When customers come to you, they come with a sense of urgency; and want to be served as fast as possible and get back to their lives. When your company fails to do this for them, it taints the entire service.

It doesn’t matter if the customer came to your shop to buy a bar of soap; if he leaves with a bar of soap 45 minutes later the entire service experience is marred. When the customer looks back, he’ll recall the 45 minutes wait before he recalls the lovely display, pretty girl at the counter or the free coupon he was given at the door. Customers want speed.

Companies like Zappos and Amazon have mastered this mindset. Do you know any companies who haven’t quite gotten this system right?

Listen to my mentor John Tschohl as he discusses ‘Speed’. He says that speed is a mindset that every organisation needs to deliberately develop and nurture in its people.

It was Peter Drucker who said ‘what gets measured gets managed’. The same is true here; from a performance management point of view. You need to create performance standards related to speed of service delivery and manage it clearly to ensure your customers come to rely on the speed of your service. Like Amazon, you make that one of your competitive advantages.

One of the best ways to build a thriving brand known for excellent service is to learn from established brands that have the reputation we wish to cultivate.

Which brands do you wish to emulate?

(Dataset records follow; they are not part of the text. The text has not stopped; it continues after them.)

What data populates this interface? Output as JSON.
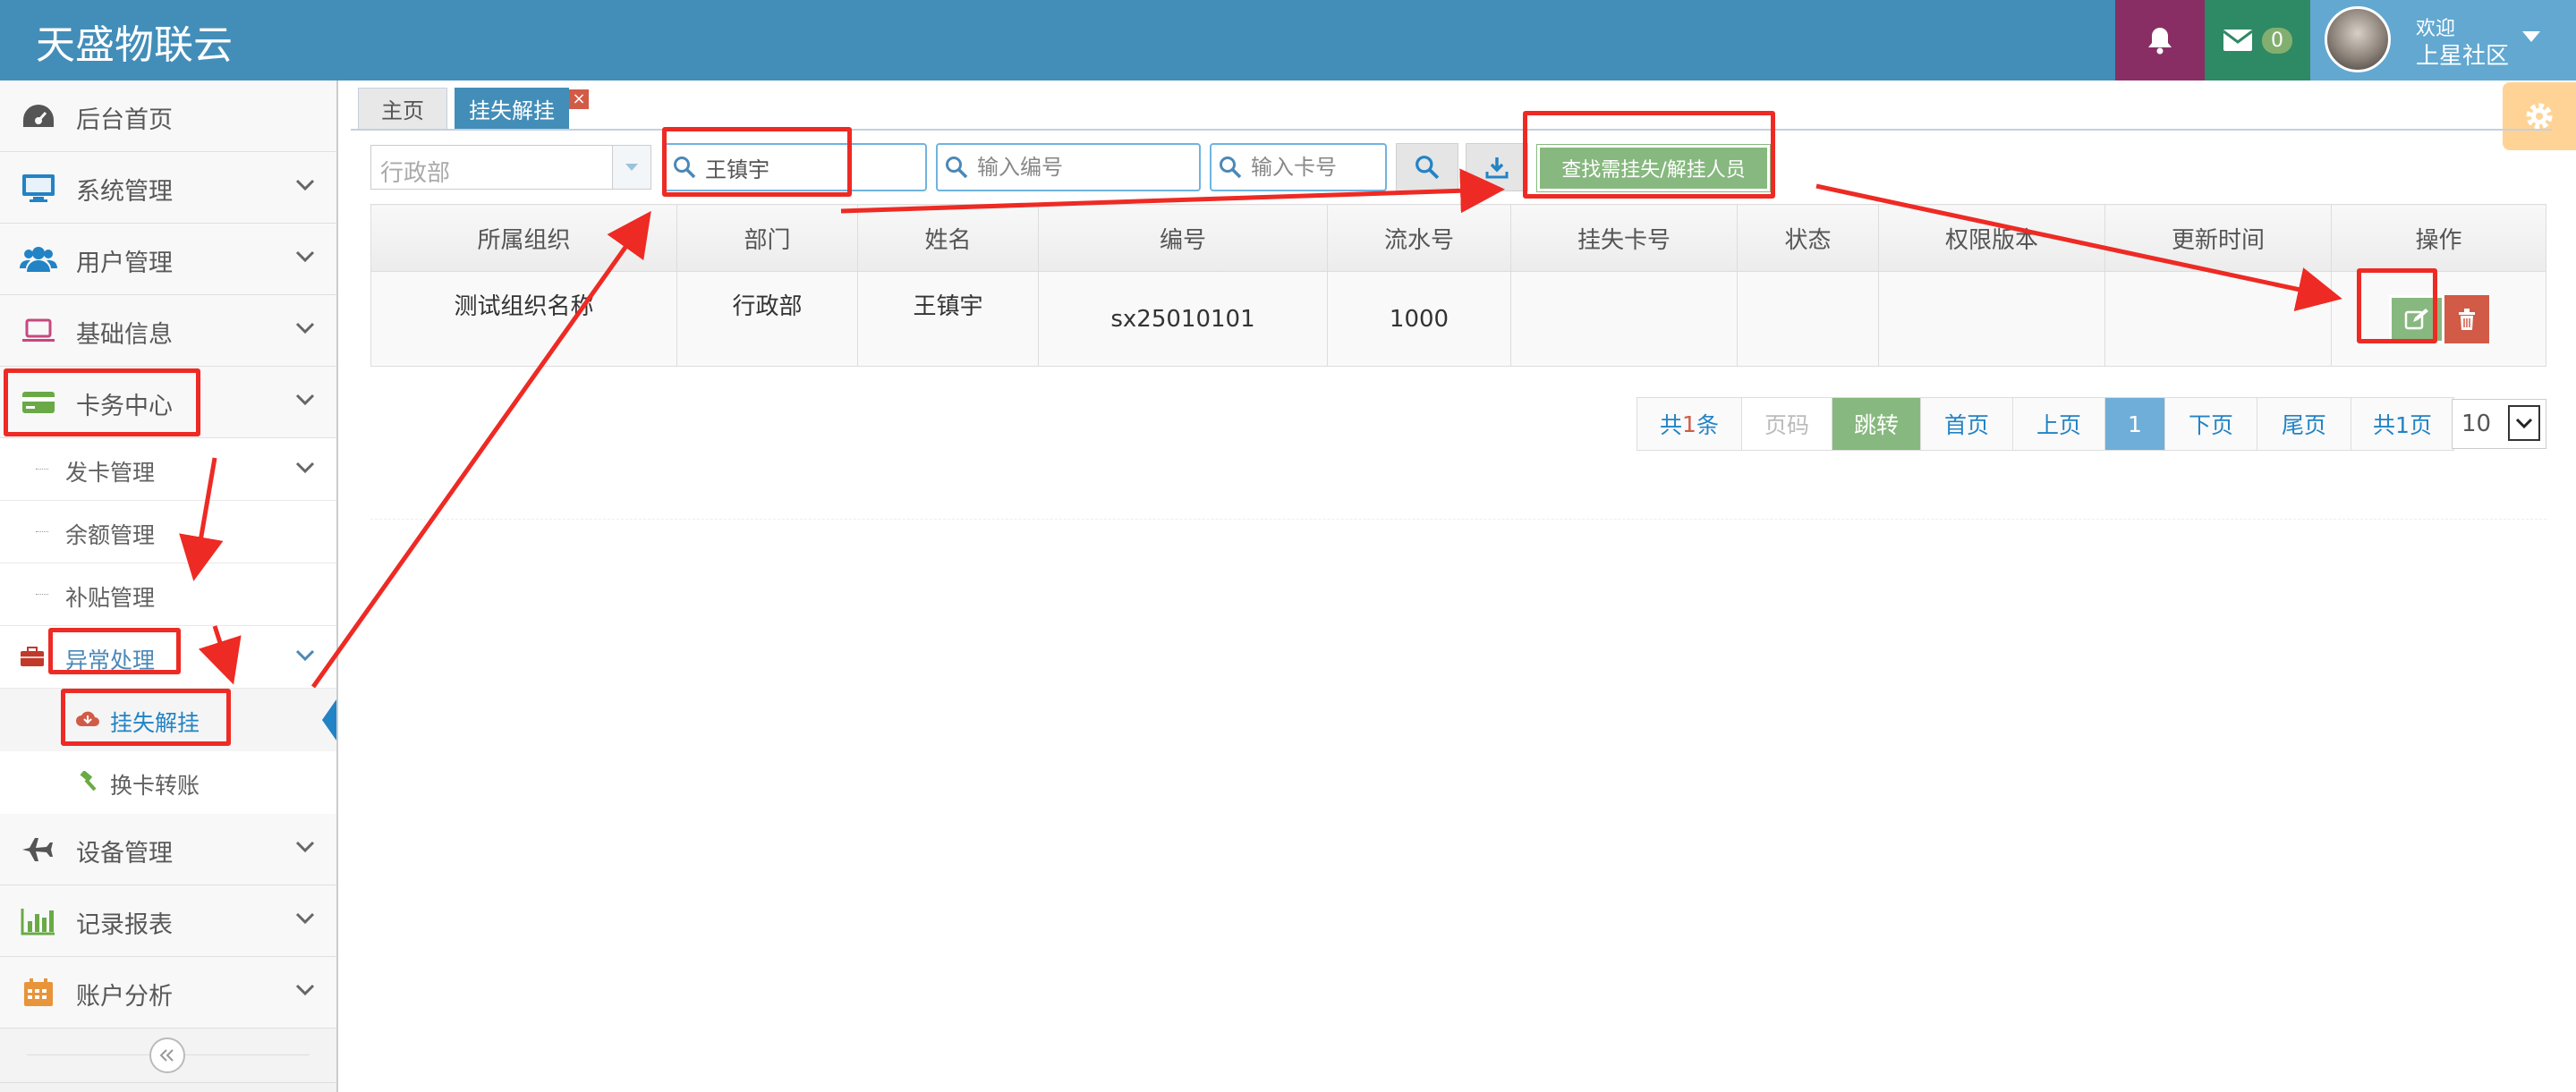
{
  "app": {
    "brand": "天盛物联云"
  },
  "header": {
    "mail_count": "0",
    "welcome": "欢迎",
    "username": "上星社区"
  },
  "sidebar": {
    "items": [
      {
        "label": "后台首页",
        "icon": "dashboard-icon"
      },
      {
        "label": "系统管理",
        "icon": "desktop-icon"
      },
      {
        "label": "用户管理",
        "icon": "users-icon"
      },
      {
        "label": "基础信息",
        "icon": "laptop-icon"
      },
      {
        "label": "卡务中心",
        "icon": "credit-card-icon"
      },
      {
        "label": "设备管理",
        "icon": "plane-icon"
      },
      {
        "label": "记录报表",
        "icon": "bar-chart-icon"
      },
      {
        "label": "账户分析",
        "icon": "calendar-icon"
      }
    ],
    "card_sub": [
      {
        "label": "发卡管理"
      },
      {
        "label": "余额管理"
      },
      {
        "label": "补贴管理"
      },
      {
        "label": "异常处理"
      }
    ],
    "exception_sub": [
      {
        "label": "挂失解挂"
      },
      {
        "label": "换卡转账"
      }
    ]
  },
  "tabs": [
    {
      "label": "主页"
    },
    {
      "label": "挂失解挂"
    }
  ],
  "toolbar": {
    "department_value": "行政部",
    "name_value": "王镇宇",
    "number_placeholder": "输入编号",
    "card_placeholder": "输入卡号",
    "find_button": "查找需挂失/解挂人员"
  },
  "table": {
    "columns": [
      "所属组织",
      "部门",
      "姓名",
      "编号",
      "流水号",
      "挂失卡号",
      "状态",
      "权限版本",
      "更新时间",
      "操作"
    ],
    "rows": [
      [
        "测试组织名称",
        "行政部",
        "王镇宇",
        "sx25010101",
        "1000",
        "",
        "",
        "",
        ""
      ]
    ]
  },
  "pagination": {
    "total_prefix": "共",
    "total_count": "1",
    "total_suffix": "条",
    "page_input_placeholder": "页码",
    "jump": "跳转",
    "first": "首页",
    "prev": "上页",
    "current": "1",
    "next": "下页",
    "last": "尾页",
    "pages": "共1页",
    "page_size": "10"
  },
  "colors": {
    "header": "#438eb9",
    "bell": "#892e65",
    "mail": "#2e8965",
    "user": "#62a8d1",
    "success": "#87b87f",
    "danger": "#d15b47",
    "annotation": "#ee2a24"
  }
}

What are they known for? How did they get there? These are questions we must all continuously ask ourselves to increase our chances of building brands not only consistently attract customers but that other businesses would want to emulate.

We will continue this discussion subsequently, but in the meantime I’d like to know what tactics and strategy you use in your business to ensure your customers keep coming back. You can send me a message or leave a comment to get the conversation going.

My name is Liz Taylor and I am passionately enthusiastic about service excellence. Please feel free to introduce yourself, I would be delighted to learn from you.

 

 

One Comment

  • Mark Isaac says:

    Great read Liz. One of the best ways to build a positive attitude is to see the big picture of delivering great service. Help employees see the ‘why’ behind great service. Ultimately, the level of service your team delivers will be determine by the culture you create for your team.